スーパーには、桃が終わる頃に柿も並び始めますよね。大好きな桃と柿が楽しめる時期が、私は毎年楽しみです。

柿はそのままでもおいしいのですが、サラダにして食べるのが好きですね。切った柿とルッコラをオリーブオイル、塩・こしょうで混ぜて、生ハムを添えたらできあがり。柿は爽やかな甘さと歯応えがあるので、サラダのメインになるんです。ルッコラの代わりにベビーリーフを使ったり、小さなモッツァレラや粉チーズを加えてアレンジしてもおいしいですね。見た目もきれいですし、秋はこのサラダが定番です。実は、昨日もつくって食べました(笑)。

私が育った愛知県の豊橋には、おいしい野菜や果物がたくさんあります。中でも大好きなのがミニトマトの「あまえぎみ」。とくに「クレア」という黄色の品種が気に入っています。すごく甘みが強く、皮がしっかりとしていて、パリッとした歯応えもあるんです。まるでスナックを食べているような感覚なので、手が止まらなくなります。
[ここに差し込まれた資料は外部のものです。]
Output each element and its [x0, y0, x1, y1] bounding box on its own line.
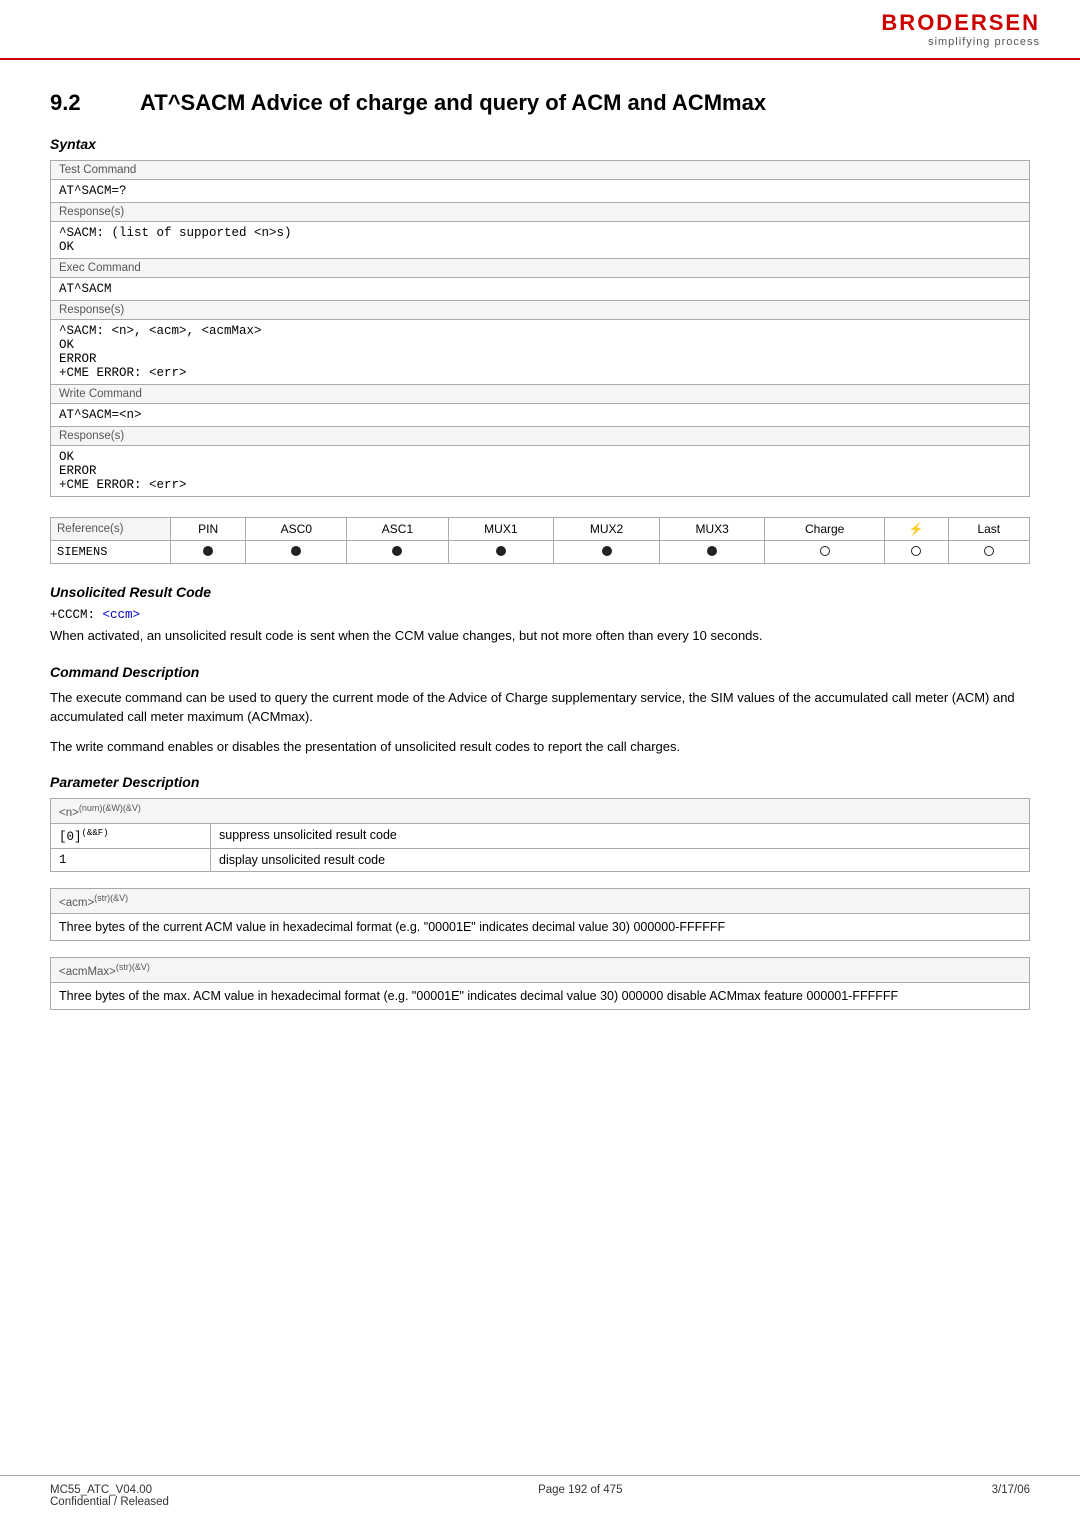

収穫時期になるとたくさん食べたくて、豊橋から箱で送っていただくこともありますね。

子どもの頃によく食べていたのは、地元のさつまいもです。干しいもをあぶって食べたり。先日、母が自分の畑でつくったさつまいもをたくさん送ってくれたんです。どれもしっかりと大きさはあるのにすごく甘くて。やっぱり地元の土でつくったさつまいもは、格別においしいなって思います。

●プロフィル

まつい・れな 1991年7月27日生まれ、愛知県出身。2008年デビュー。近年の主な映画出演作は『21世紀の女の子』『ゾッキ』など。NHK連続テレビ小説『まんぷく』や『エール』、TBS火曜ドラマ『プロミス・シンデレラ』に出演。2019年に小説集『カモフラージュ』で作家デビューし、エッセイ集『ひみつのたべもの』、小説『累々』を執筆。

●映画『幕が下りたら会いましょう』 11月26日(金)全国順次公開

[公式サイト]http://makuai-movie.com

Story:実家の美容室を手伝いながら、売れない劇団を主宰している麻奈美。ある日、東京で働く妹・尚が死亡したという知らせが入る。尚が資材置場で死んだ夜、麻奈美は劇団員の結婚祝いで馬鹿騒ぎをし、尚からの着信があったにもかかわらず電話に出なかった…。複雑な思いに揺れながら、尚の部屋を引き払いに東京へ。さまざまな人々との出会い、再会を経て、自分自身と向き合う麻奈美が見つけた物とは?